Posteriormente, presentó ante el Tribunal Primero de Sentencia Penal, incidente de nulidad por notificación personal y mandamiento de condena ilegal; dado que, no se cumplió la notificación con la resolución de acuerdo al art. 163.2 del Código de Procedimiento Penal (CPP); es decir, en forma personal; por lo que, a la fecha no existe constancia de ninguna resolución que fuera debidamente notificada desde que asumió su competencia con la remisión de obrados la entonces Corte Suprema de Justicia.

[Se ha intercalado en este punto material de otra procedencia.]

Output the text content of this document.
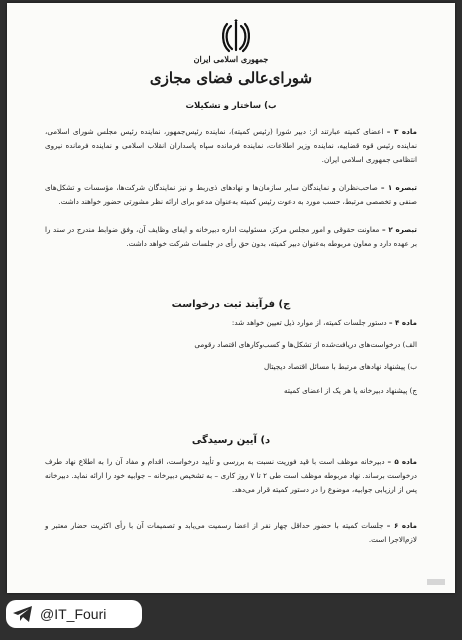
جمهوری اسلامی ایران
شورای‌عالی فضای مجازی
ب) ساختار و تشکیلات

ماده ۳ – اعضای کمیته عبارتند از: دبیر شورا (رئیس کمیته)، نماینده رئیس‌جمهور، نماینده رئیس مجلس شورای اسلامی، نماینده رئیس قوه قضاییه، نماینده وزیر اطلاعات، نماینده فرمانده سپاه پاسداران انقلاب اسلامی و نماینده فرمانده نیروی انتظامی جمهوری اسلامی ایران.

تبصره ۱ – صاحب‌نظران و نمایندگان سایر سازمان‌ها و نهادهای ذی‌ربط و نیز نمایندگان شرکت‌ها، مؤسسات و تشکل‌های صنفی و تخصصی مرتبط، حسب مورد به دعوت رئیس کمیته به‌عنوان مدعو برای ارائه نظر مشورتی حضور خواهند داشت.

تبصره ۲ – معاونت حقوقی و امور مجلس مرکز، مسئولیت اداره دبیرخانه و ایفای وظایف آن، وفق ضوابط مندرج در سند را بر عهده دارد و معاون مربوطه به‌عنوان دبیر کمیته، بدون حق رأی در جلسات شرکت خواهد داشت.

ج) فرآیند ثبت درخواست

ماده ۴ – دستور جلسات کمیته، از موارد ذیل تعیین خواهد شد:

الف) درخواست‌های دریافت‌شده از تشکل‌ها و کسب‌وکارهای اقتصاد رقومی

ب) پیشنهاد نهادهای مرتبط با مسائل اقتصاد دیجیتال

ج) پیشنهاد دبیرخانه یا هر یک از اعضای کمیته

د) آیین رسیدگی

ماده ۵ – دبیرخانه موظف است با قید فوریت نسبت به بررسی و تأیید درخواست، اقدام و مفاد آن را به اطلاع نهاد طرف درخواست برساند. نهاد مربوطه موظف است طی ۲ تا ۷ روز کاری – به تشخیص دبیرخانه – جوابیه خود را ارائه نماید. دبیرخانه پس از ارزیابی جوابیه، موضوع را در دستور کمیته قرار می‌دهد.

ماده ۶ – جلسات کمیته با حضور حداقل چهار نفر از اعضا رسمیت می‌یابد و تصمیمات آن با رأی اکثریت حضار معتبر و لازم‌الاجرا است.

@IT_Fouri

El 23 de junio de 2011, presentó memorial ante el Tribunal Primero de Sentencia Penal, reiterando remisión de actuados ante la Corte Suprema de Justicia, donde fue presentada dicha prescripción no resuelta “hasta la fecha”; es así que el 27 de junio de ese mismo año, mediante decreto el Tribunal mencionado, denegó su pedido; dado que, al existir sentencia ejecutoriada, el Tribunal de primera instancia, no sólo perdió competencia con el pronunciamiento de esa resolución sino también que las resoluciones dictadas por la entonces Corte Suprema de Justicia debieron ser acatadas en su cumplimiento por el de primera instancia y que si el actor advirtió que el Tribunal de casación no resolvió su petitorio; es decir, sobre la solicitud de prescripción, el Tribunal de primera instancia no tenía facultad o competencia alguna para disponer a que la Corte Suprema se pronuncie al respecto y que la remisión de obrados a los superiores jerárquicos estuvo definido por normas y en ninguna de ellas se contempla el caso impetrado.